M. Orts. - C'est précisément pour qu'on ne formule pas des jugements erronés, que l'autorité doit vérifier les faits; elle doit examiner si aucun de ces faits ne porte atteinte aux prescriptions de la loi. C'est uniquement dans ce but que le renvoi est demandé, et si l'auteur de la pétition sur laquelle il s'agit de statuer, s'est servi des mots : « vérifier la position sociale », il ne peut avoir eu en vue qu'une chose, c'est de constater s'il est vrai, par exemple, qu'on a fait signer des enfants, incapables de comprendre ce qu'ils signent. Je crois qu'une vérification de la condition sociale des pétitionnaires, à ce point de vue, serait essentiellement convenable, car si on voulait tuer sous le ridicule le droit de pétition, l'un des plus utiles dans un gouvernement constitutionnel, on ne pourrait faire mieux que d'en user comme on l'aurait fait, d'après certaines réclamations.
Je désire qu'on puisse une bonne fois savoir à quoi s'en tenir, afin qu'on ne puisse plus dire que le droit de pétition a été vicié dans son essence, si en effet il n'a été exercé que par des personnes agissant librement et sachant ce qu'elles faisaient. Mais si des abus ont été commis, si des faux même ont été commis, alors il faut que ces délits soient réprimés. Qu'arriverait-il, par exemple, si dans une élection des gens renversaient la boîte du scrutin pour substituer d'autres bulletins à ceux qui auraient été déposés? Mais évidemment ces gens devraient être punis et seraient punis en effet. L'honorable M. Dumortier sera certes de mon avis sur ce point. Je ne demande pas autre chose relativement au droit de pétition.
Maintenant, l'honorable M. Dumortier a soulevé une question de prérogative entre la chambre et le gouvernement; il a dit qu'il ne convient pas que la chambre charge le gouvernement de contrôler les actes des personnes qui lui adressent des pétitions; mais si des abus ou des délits ont été commis à l'occasion de ces pétitions, comment le gouvernement pourrait-il le découvrir si la chambre ne le saisit pas de la question? Il faut réellement une décision de la chambre pour lui soumettre le corps du délit, les pétitions qui sont sa propriété. Sans une pareille décision, il n'aurait pas même le droit de les examiner.
Je crois donc, messieurs, que la démarche du pétitionnaire est une démarche convenable et que le libre exercice du droit de pétition doit être respecté aussi bien pour lui que pour tous les autres pétitionnaires auxquels s'intéresse l'honorable M. Dumortier.
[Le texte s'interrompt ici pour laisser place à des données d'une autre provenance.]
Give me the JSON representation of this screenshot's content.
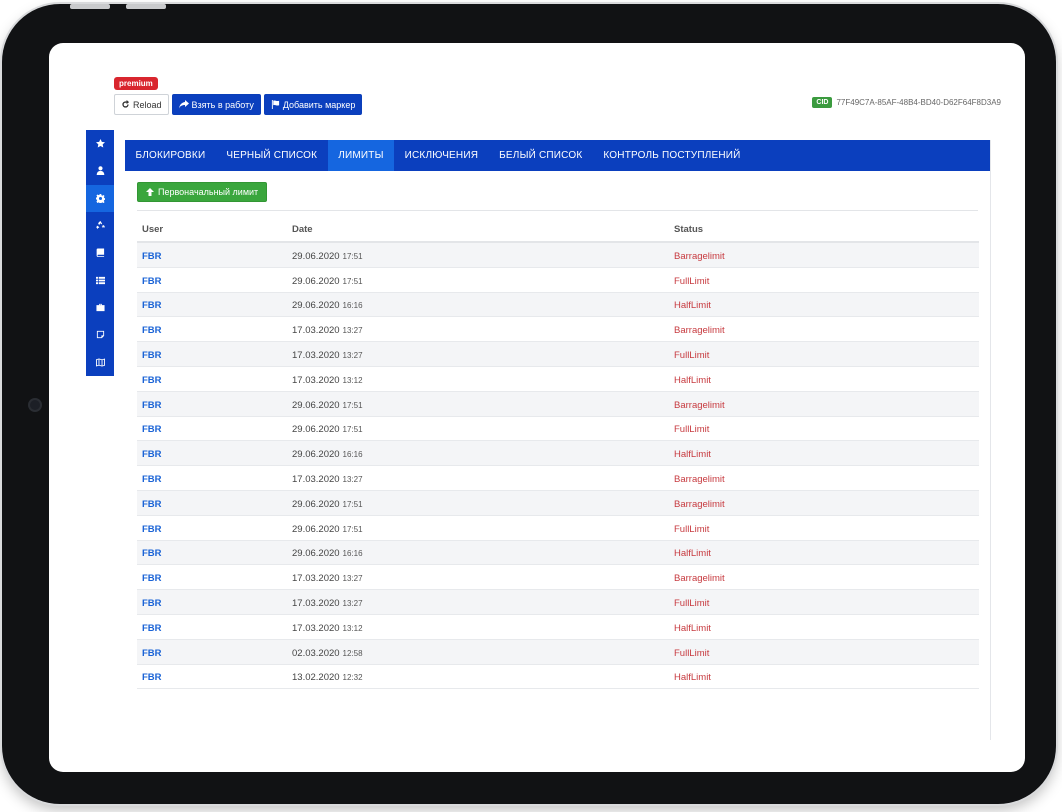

M. de Mérode. - Messieurs, quand il serait vrai que dans quelques pétitions on aurait fait signer des personnes trop jeunes, cela ne prouverait rien contre l'ensemble des pétitions; dans un mouvement pétitionnaire comme celui-là, c'est l'ensemble qu'il faut considérer. Quant à moi, je ne serais pas étonné que, dans une foule de pétitions comme celle qui vous a été adressée, il se fût glissé quelques irrégularités. Ce n'est pas là un motif pour renvoyer les pétitions aux ministres et à des ministres qui ont présenté un projet de loi contraire à ce que demandaient les pétitionnaires. Les ministres sont trop intéressés à infirmer en quelque sorte le vœu des pétitionnaires et à rendre les pétitions plus ou moins ridicules.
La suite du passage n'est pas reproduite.